La nouvelle situation résultait d'un choc extérieur brutal. Le rapport de forces politique évoluait défavorablement, quantitativement, pour le gouvernement depuis janvier. Crise qui a conduit à la démission du secrétaire à la Culture Renato Alvim ; crise née de l'existence de deux millions de cas arrêtés à l'INSS ; crise due au blocage de l'entrée d'un million de familles dans le programme Bolsa Família ; le mépris des inondations et des morts massives dans le Sud-Est ; retard dans la légalisation du parti du président, Aliança ; les répercussions internationales désastreuses des invasions sur les réserves indigènes ; critique de Bolsonaro dans les blocs du carnaval ; ruptures de ses anciens alliés : PSL, Wilson Witzel, João Doria, Alexandre Frota, MBL, Joyce Hasserlmann, le général Santos Cruz, et maintenant Janaína Paschoal. Tout cela avait un impact sur les perceptions de la classe ouvrière et de la classe moyenne, quoique dans des proportions différentes.
Mais au cours des deux dernières semaines, le gouvernement a connu deux défaites nettes. Les répercussions désastreuses d'une descente de rampe le 15 mars, avec sa participation à des manifestations contre le Congrès national et le STF, et des déclarations négationnistes sur la gravité de l'épidémie. Ils semblent avoir généré un saut qualitatif, car ils ont été le déclic, l'étincelle, l'étincelle qui a déclenché une contestation qui a commencé dans les quartiers bourgeois, mais qui tend à s'étendre.

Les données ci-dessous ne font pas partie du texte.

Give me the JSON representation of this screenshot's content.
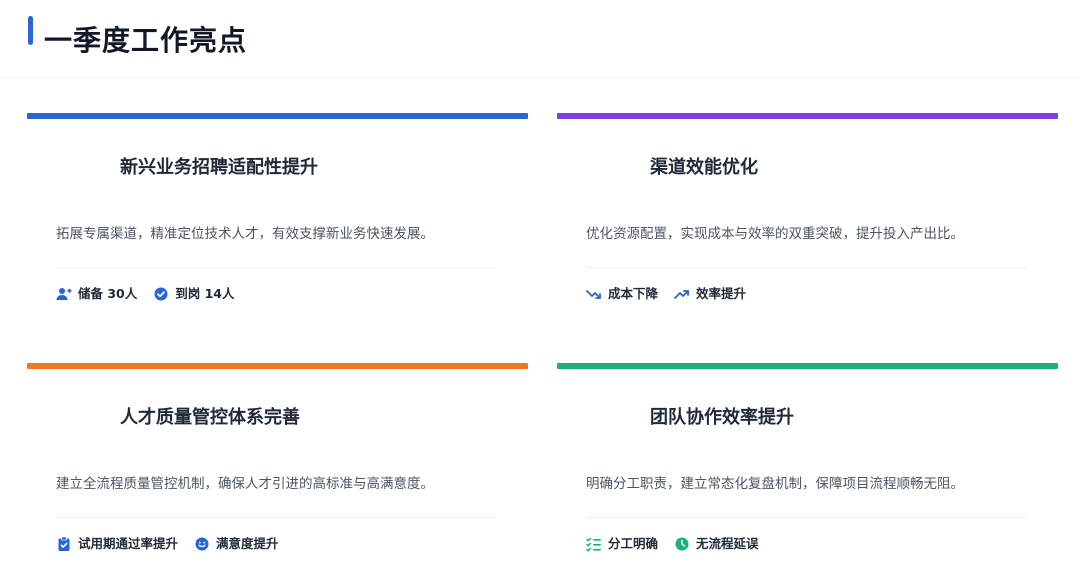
{
  "page": {
    "title": "一季度工作亮点",
    "accent_color": "#2b63d9"
  },
  "cards": [
    {
      "title": "新兴业务招聘适配性提升",
      "description": "拓展专属渠道，精准定位技术人才，有效支撑新业务快速发展。",
      "accent_color": "#2b63d9",
      "tags": [
        {
          "icon": "user-add-icon",
          "label": "储备 30人"
        },
        {
          "icon": "check-circle-icon",
          "label": "到岗 14人"
        }
      ]
    },
    {
      "title": "渠道效能优化",
      "description": "优化资源配置，实现成本与效率的双重突破，提升投入产出比。",
      "accent_color": "#7b3fe4",
      "tags": [
        {
          "icon": "trending-down-icon",
          "label": "成本下降"
        },
        {
          "icon": "trending-up-icon",
          "label": "效率提升"
        }
      ]
    },
    {
      "title": "人才质量管控体系完善",
      "description": "建立全流程质量管控机制，确保人才引进的高标准与高满意度。",
      "accent_color": "#f0781e",
      "tags": [
        {
          "icon": "clipboard-check-icon",
          "label": "试用期通过率提升"
        },
        {
          "icon": "smile-face-icon",
          "label": "满意度提升"
        }
      ]
    },
    {
      "title": "团队协作效率提升",
      "description": "明确分工职责，建立常态化复盘机制，保障项目流程顺畅无阻。",
      "accent_color": "#19b07b",
      "tags": [
        {
          "icon": "checklist-icon",
          "label": "分工明确"
        },
        {
          "icon": "clock-icon",
          "label": "无流程延误"
        }
      ]
    }
  ]
}
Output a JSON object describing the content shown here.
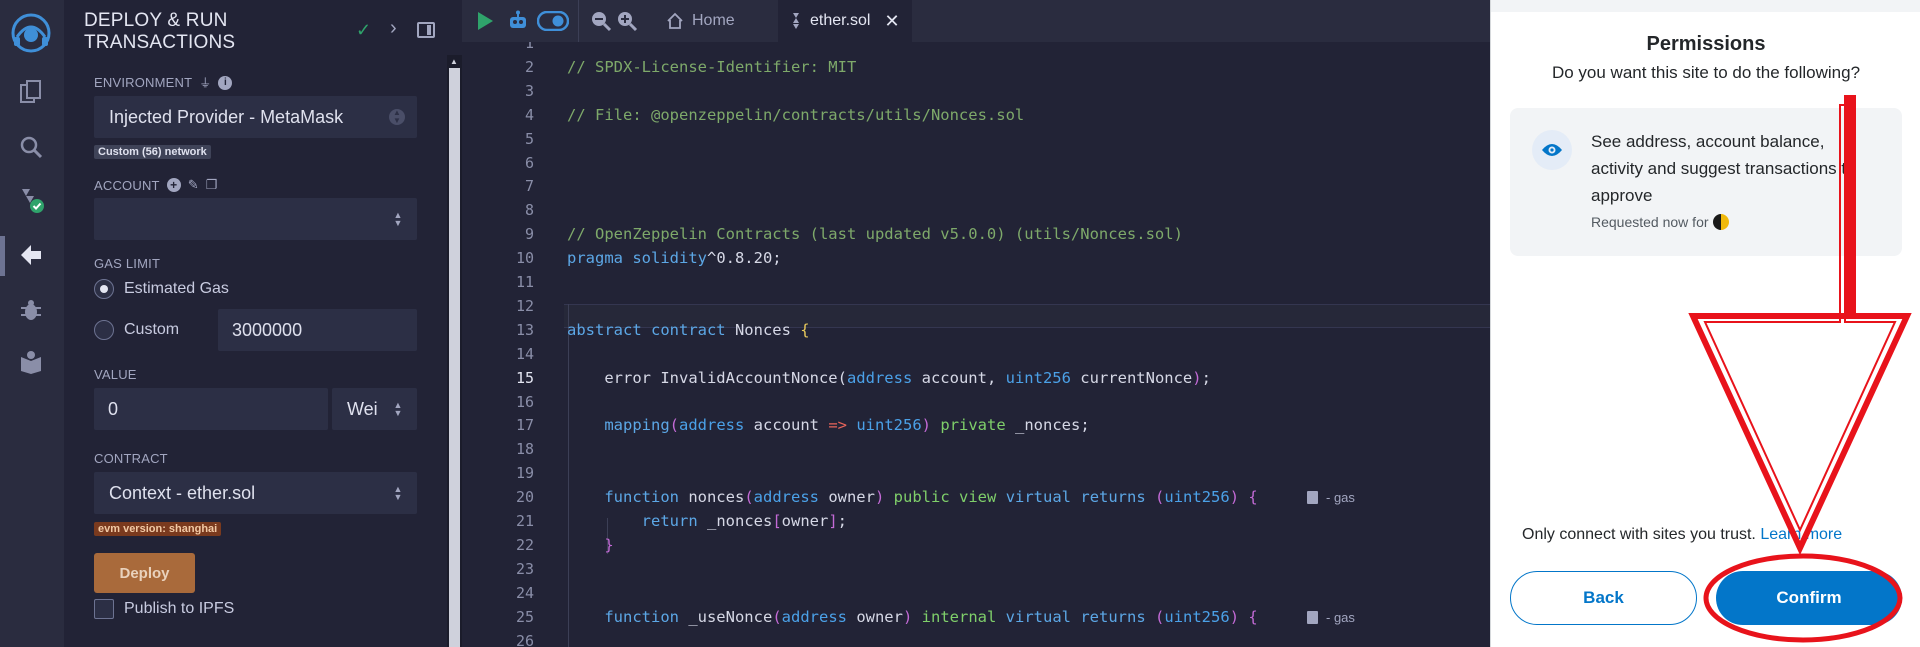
{
  "app": {
    "panel_title": "DEPLOY & RUN TRANSACTIONS",
    "rail_icons": [
      "remix-logo-icon",
      "file-explorer-icon",
      "search-icon",
      "solidity-compiler-icon",
      "deploy-run-icon",
      "debugger-icon",
      "learneth-icon"
    ]
  },
  "panel": {
    "environment_label": "ENVIRONMENT",
    "environment_value": "Injected Provider - MetaMask",
    "network_badge": "Custom (56) network",
    "account_label": "ACCOUNT",
    "account_value": "",
    "gas_limit_label": "GAS LIMIT",
    "gas_estimated_label": "Estimated Gas",
    "gas_custom_label": "Custom",
    "gas_custom_value": "3000000",
    "value_label": "VALUE",
    "value_amount": "0",
    "value_unit": "Wei",
    "contract_label": "CONTRACT",
    "contract_value": "Context - ether.sol",
    "evm_badge": "evm version: shanghai",
    "deploy_button": "Deploy",
    "publish_label": "Publish to IPFS"
  },
  "editor": {
    "tabs": [
      {
        "label": "Home",
        "active": false
      },
      {
        "label": "ether.sol",
        "active": true
      }
    ],
    "current_line": 15,
    "gas_label": "- gas"
  },
  "metamask": {
    "heading": "Permissions",
    "subheading": "Do you want this site to do the following?",
    "permission_text": "See address, account balance, activity and suggest transactions to approve",
    "requested": "Requested now for",
    "trust_text": "Only connect with sites you trust.",
    "learn_more": "Learn more",
    "back_button": "Back",
    "confirm_button": "Confirm"
  },
  "colors": {
    "panel_bg": "#222336",
    "accent_blue": "#0376c9",
    "deploy_orange": "#a96a3b",
    "annotation_red": "#e8131b"
  }
}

Il existe au moins deux niveaux d'évaluation dans toute analyse économique. Il y en a en fait plus de deux, mais c'est un sujet pour un autre jour. L'une est l'évaluation du rapport social des forces dans la structure de la société. Un autre est le rapport de force politique dans la superstructure. Ils ont tendance à se rejoindre, mais lorsque la situation change, l'inadéquation et la dissonance augmentent. Car la lutte politique entre le gouvernement, les institutions, les diverses organisations de représentation sociale, y compris les médias et, surtout, les mouvements des partis, s'est de plus en plus accélérée. Politiquement, Bolsonaro s'est affaibli. Ces changements affecteront les classes, mais avec un certain retard car la variable temporelle est importante.
Il y a un "souverain" pour décider s'il faut lever le slogan "A bas le gouvernement", ou "Fora Bolsonaro!" pour troubles politiques. Le critère que nous héritons des classiques est de savoir si ce slogan a mûri dans la conscience de la majorité de la classe. Il n'est pas nécessaire que la classe soit déjà disposée à sortir dans la rue pour essayer de renverser le gouvernement de temps en temps. C'est différent d'un slogan d'action. Mais cela doit être la position majoritaire dans la classe dans son ensemble. Le critère n'est pas la majorité de la population. A la vitesse vertigineuse de l'évolution de la situation, difficile de savoir s'il y a déjà une majorité.
La classe ouvrière peut et doit entraîner la majorité. Elle a la force sociale pour ouvrir la voie et renverser le gouvernement. Cela s'est passé au Brésil en 1979, dans la phase finale de la lutte contre la dictature. Les grèves des métallurgistes, des travailleurs du pétrole, des employés de banque, des enseignants et d'autres ont démontré une force d'impact social qui a déplacé la majorité de la nation vers l'opposition à la dictature. Cela doit être notre pari, notre stratégie et notre inspiration.
* Valério Arcary Il est professeur titulaire à la retraite à l'IFSP (Institut fédéral de l'éducation, des sciences et de la technologie de São Paulo).